Comparative Study on Growth of Spoilage Microorganisms in Mungbean and Soybean Sprout

숙주나물과 콩나물에 대한 부패성 미생물의 증식 양상 비교

  • 유미지 (전북대학교 응용생물공학부(식품공학 전공)) ;
  • 김용석 (전북대학교 바이오식품 소재개발 및 산업화 연구센) ;
  • 신동화 (전북대학교 응용생물공학부(식품공학 전공))
  • Published : 2004.03.01

Abstract

This study was conducted to investigate effect of mungbean sprout and soybean sprout against the growth of spoilage microorganism (Bacillus subtilis, Bacillus cereus, Pseudomonas fluorescens, and Listeria monocytogenes).

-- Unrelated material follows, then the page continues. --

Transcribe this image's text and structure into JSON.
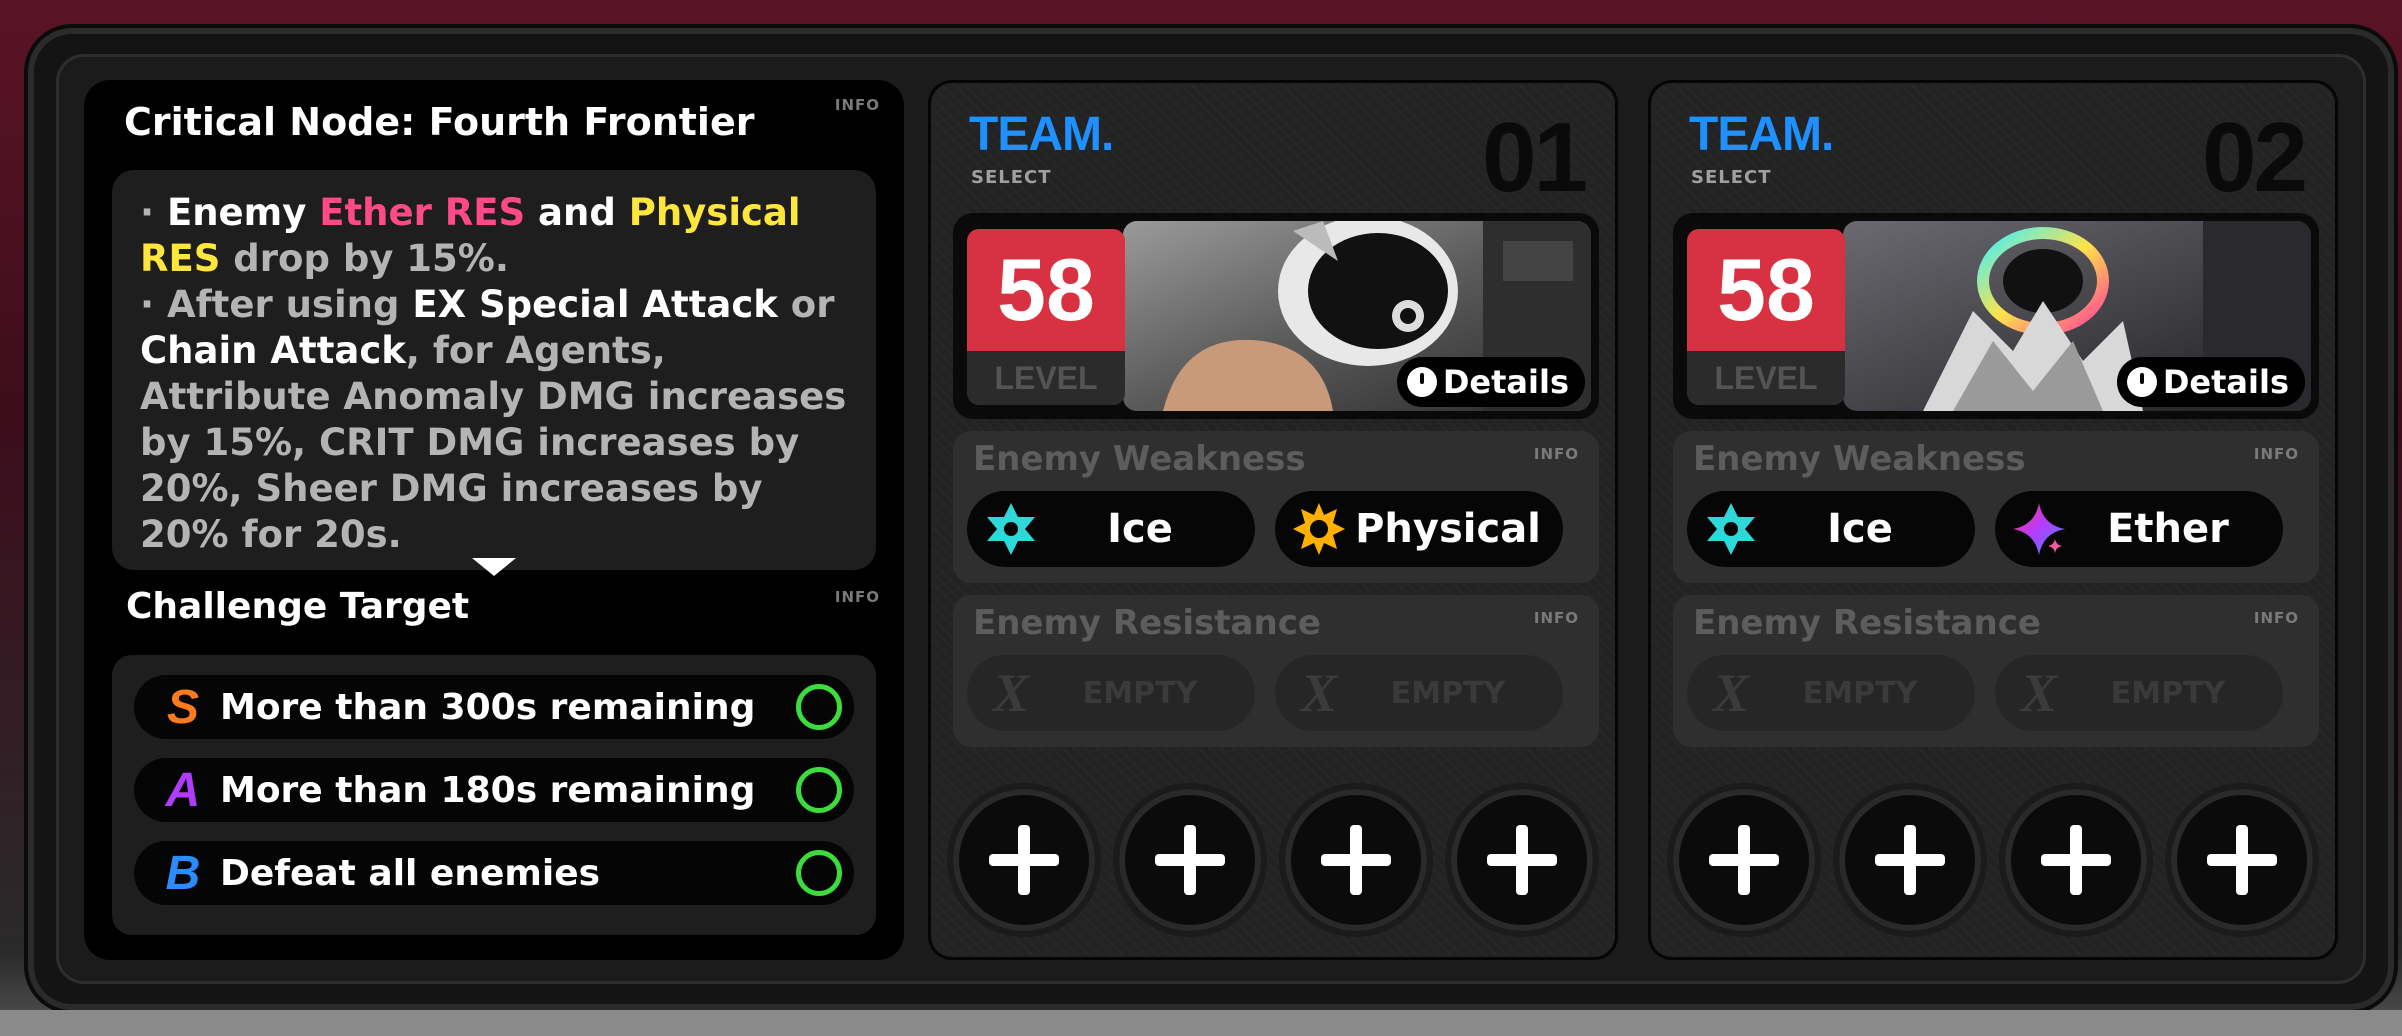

After blanching at different conditions, the viable cells of the spoilage microorganisms were increased with storage time, but the viable cells were almost same after treating with either mungbean sprout or soybean sprout. The viable cell population in minimal broth treated with filtrate of mungbean sprout was higher than that of soybean sprout after 24 hr. However, the growth of spoilage microorganism in filtrate of mungbean sprout and soybean sprout was depending upon strain type. During incubation for 72 hr at $25^{\circ}C$, the color change of mungbean sprout was appeared moderately, but in soybean sprout it was appeared clearly at 24 hr. These results indicate that the effect of mungbean sprout and soybean sprout against growth of spoilage microorganism was not different.